The Never House

She went to buy a house, sight unseen. A silly thought, but she was seized by an impulse. Drawn to the listing, she was led down a street by a seller, a bargainer, a nonsense waster of words. Who had no words for why the house was not there. Which never seemed to have been, in existence, that they could see.

The wrong street, it must have been. The wrong end. Something off. Something of a mistake. She stood and stared into the empty space as the seller squabbled over phone with office staff. She searched the vacant scrap of land for the home she sought, that she seemed to see.

Nothing, but what she felt for what lay beyond. Something familiar, something warm, which called out to her. She imagined someone was watching her from the shadows of that sunlit day, and so there was. For in this house that she could not see there stood a man at a window, who saw her. Who had been waiting for her.

How he had waited, how he had longed for her to come, and how he now yearned for her to stay. His thoughts reached out to her, finding their way across the distance that remained. He wanted to hold her, touch her, keep her close. And she felt him like a warm wind, blowing around her, pulling her homeward.

Then in the split of a second the sense dispersed and she was righted by the voice of the seller; the sale, gone awry. She was regaled with some semblance of a sorry, and she was whisked away. Separated from what might have been.

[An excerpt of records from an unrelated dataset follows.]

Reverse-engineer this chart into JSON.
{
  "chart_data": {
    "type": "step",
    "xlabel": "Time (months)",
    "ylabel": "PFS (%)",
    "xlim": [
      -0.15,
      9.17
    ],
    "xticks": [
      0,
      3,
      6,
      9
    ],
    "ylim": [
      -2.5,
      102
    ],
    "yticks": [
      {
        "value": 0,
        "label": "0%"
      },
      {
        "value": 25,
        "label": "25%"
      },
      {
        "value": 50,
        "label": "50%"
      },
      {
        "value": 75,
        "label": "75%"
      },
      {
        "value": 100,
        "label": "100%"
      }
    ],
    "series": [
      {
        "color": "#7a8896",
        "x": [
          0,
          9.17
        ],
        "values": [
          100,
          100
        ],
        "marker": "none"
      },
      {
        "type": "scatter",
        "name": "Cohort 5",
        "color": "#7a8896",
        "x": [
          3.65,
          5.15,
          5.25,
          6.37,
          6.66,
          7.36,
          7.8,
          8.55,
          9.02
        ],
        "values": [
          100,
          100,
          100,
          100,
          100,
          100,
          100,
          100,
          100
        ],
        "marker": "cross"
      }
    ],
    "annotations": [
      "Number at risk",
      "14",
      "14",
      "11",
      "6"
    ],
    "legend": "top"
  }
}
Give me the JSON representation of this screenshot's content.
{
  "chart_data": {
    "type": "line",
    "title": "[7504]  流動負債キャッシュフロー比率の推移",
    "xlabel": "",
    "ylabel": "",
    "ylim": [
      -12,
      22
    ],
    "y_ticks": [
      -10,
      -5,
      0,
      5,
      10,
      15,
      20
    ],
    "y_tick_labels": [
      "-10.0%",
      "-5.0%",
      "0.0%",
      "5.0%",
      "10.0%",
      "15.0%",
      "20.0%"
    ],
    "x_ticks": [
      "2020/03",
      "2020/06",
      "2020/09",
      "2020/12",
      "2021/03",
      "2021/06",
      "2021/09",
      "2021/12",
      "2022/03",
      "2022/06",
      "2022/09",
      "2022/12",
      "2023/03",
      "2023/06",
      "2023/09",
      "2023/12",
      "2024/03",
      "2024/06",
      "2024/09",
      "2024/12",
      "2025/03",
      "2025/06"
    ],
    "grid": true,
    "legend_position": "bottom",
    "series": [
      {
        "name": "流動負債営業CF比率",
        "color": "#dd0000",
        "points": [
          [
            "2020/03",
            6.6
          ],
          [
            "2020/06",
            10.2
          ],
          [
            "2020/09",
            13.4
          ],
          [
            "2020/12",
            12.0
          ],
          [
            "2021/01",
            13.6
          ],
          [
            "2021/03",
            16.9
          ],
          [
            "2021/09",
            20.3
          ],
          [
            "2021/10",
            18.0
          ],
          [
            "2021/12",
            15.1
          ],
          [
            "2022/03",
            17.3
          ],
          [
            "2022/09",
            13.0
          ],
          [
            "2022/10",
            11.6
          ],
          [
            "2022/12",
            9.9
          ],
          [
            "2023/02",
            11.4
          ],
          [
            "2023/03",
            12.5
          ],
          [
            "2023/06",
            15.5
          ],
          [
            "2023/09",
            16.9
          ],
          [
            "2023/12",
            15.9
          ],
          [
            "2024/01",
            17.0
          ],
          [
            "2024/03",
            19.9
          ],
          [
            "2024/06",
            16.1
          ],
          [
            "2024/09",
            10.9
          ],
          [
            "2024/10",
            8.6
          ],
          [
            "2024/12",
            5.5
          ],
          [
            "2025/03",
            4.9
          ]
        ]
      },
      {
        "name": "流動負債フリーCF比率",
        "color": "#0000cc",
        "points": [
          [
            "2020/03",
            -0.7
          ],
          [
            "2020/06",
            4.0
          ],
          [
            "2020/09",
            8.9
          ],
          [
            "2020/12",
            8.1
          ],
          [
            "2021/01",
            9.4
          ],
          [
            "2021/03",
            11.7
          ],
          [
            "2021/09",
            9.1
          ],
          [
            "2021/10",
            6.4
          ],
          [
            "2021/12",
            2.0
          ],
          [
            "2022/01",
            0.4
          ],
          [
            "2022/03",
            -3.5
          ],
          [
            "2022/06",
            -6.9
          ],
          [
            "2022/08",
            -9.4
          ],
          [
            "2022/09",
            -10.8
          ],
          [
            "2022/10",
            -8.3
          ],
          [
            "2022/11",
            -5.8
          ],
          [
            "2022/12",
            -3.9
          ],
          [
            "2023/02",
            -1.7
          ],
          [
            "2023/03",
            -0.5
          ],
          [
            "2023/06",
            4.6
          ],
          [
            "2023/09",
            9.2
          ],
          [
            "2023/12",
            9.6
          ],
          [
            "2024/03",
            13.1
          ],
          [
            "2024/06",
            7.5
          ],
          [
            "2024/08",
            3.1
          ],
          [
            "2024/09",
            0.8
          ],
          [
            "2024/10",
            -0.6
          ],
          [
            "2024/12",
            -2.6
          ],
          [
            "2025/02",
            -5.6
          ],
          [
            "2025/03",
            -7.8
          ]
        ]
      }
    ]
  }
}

As she walked away the man at the window watched her go. His heart was heavy, he had waited so long. He watched as she looked over her shoulder, back toward the something she couldn’t see. To the him she had always known. She would come back, he was certain. So he would wait, again. Now she knew where he was, it wouldn’t be long, before she would come home.

1 Comment

  1. My critical vocabulary isn’t the most sophisticated so my apologies for not being able to pay you the compliments you deserve. I really love the way your mind works, the way you use words and the thoughts, feelings, images, memories and chance associations your words conjure up in my head and heart: an example of this last is that the first sentence of this story caused me to think of a song I love, “Word Unspoken, Sight Unseen” by Richard Thompson, which for me complements this story very well. And by the end “Dimming of the Day” by Richard and Linda Thompson was in my head too.